Ces proches de victimes de féminicides sont également déçus de l'audit qui sera mené dans 400 commissariats et les gendarmeries. "Depuis que c'est arrivé à ma sœur, j'aide des femmes à porter plainte mais quand elles vont au commissariat, elles ne sont pas prises au sérieux et on leur fait faire des mains courantes", raconte Patricia.

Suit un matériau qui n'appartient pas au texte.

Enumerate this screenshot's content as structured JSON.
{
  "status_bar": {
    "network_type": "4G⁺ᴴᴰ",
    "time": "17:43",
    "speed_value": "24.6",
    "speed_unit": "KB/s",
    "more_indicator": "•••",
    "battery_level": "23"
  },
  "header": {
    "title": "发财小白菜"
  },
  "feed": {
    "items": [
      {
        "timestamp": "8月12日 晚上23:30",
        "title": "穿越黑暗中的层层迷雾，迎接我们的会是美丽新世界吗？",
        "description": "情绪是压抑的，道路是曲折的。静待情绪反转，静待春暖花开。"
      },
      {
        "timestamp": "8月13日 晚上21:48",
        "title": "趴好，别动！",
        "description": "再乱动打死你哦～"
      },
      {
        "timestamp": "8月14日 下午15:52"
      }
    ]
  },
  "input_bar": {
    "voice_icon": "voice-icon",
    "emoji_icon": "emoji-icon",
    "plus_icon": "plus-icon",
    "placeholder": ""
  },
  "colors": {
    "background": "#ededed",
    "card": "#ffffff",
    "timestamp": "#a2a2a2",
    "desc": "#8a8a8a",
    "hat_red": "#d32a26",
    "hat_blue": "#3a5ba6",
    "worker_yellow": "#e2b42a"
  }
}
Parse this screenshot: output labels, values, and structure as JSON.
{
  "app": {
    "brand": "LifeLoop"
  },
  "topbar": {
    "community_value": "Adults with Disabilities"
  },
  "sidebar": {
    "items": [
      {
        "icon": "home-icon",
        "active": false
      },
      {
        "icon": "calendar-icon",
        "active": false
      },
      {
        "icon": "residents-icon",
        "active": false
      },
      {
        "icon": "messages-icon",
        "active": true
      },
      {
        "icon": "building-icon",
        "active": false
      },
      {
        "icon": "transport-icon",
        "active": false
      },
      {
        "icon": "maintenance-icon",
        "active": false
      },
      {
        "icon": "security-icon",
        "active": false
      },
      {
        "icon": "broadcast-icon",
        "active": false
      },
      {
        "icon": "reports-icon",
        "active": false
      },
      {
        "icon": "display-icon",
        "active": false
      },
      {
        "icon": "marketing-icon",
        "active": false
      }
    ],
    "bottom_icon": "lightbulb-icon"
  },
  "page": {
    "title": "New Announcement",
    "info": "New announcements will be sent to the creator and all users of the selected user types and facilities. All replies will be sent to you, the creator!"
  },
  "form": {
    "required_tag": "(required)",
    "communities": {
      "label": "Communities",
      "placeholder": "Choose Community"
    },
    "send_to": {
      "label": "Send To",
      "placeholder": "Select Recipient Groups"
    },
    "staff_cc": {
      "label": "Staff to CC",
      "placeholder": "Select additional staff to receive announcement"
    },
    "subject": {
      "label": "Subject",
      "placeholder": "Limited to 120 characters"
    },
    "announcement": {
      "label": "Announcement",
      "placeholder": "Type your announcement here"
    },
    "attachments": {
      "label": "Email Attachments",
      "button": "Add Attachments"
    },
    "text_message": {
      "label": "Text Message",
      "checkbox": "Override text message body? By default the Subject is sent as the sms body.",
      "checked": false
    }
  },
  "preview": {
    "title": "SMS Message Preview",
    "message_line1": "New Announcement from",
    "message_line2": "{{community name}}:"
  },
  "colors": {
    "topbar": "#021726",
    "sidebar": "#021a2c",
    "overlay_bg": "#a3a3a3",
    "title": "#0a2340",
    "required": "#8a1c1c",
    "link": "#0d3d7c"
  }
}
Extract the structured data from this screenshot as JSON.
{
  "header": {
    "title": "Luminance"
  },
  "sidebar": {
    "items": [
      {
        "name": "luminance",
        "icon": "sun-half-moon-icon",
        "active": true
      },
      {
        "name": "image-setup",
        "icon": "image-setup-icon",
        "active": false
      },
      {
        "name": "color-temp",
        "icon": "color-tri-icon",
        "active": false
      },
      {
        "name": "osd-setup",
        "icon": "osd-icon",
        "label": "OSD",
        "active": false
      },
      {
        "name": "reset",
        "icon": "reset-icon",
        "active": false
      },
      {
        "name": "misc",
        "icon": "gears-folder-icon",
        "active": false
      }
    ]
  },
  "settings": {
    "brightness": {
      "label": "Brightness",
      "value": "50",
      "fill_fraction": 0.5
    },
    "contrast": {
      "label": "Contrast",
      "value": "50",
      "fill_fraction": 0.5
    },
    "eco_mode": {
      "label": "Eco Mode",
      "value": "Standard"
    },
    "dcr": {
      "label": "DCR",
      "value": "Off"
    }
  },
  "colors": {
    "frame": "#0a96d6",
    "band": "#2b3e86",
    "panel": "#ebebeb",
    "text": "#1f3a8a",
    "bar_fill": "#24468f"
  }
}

Un audit, c'est trop long ! Combien de femmes vont encore mourir pendant ce temps-là ?
Fabienneà franceinfo
Pour ces dernières, il n'y a pas de mystère : il faut former les policiers et les gendarmes. "Il faut les former directement à l'école pour que les femmes soient entendues", martèle Fabienne. Au-delà des forces de l'ordre, c'est l'ensemble des professionnels, des magistrats aux travailleurs sociaux, qui ont besoin de formation selon ces familles. Cela doit même commencer dès le plus jeune âge avec une "sensibilisation" à ces questions, d'après Fabienne, qui souhaite l'implication du ministre de l'Education sur ce sujet.
En définitive, ces proches de victimes sont maintenant dans l'expectative. "Je suis satisfaite sur certains points mais j'attends de voir, c'est des paroles, maintenant, on veut des actes", indique Patricia. "C'est encourageant mais on peut beaucoup mieux faire", conclut Fabienne.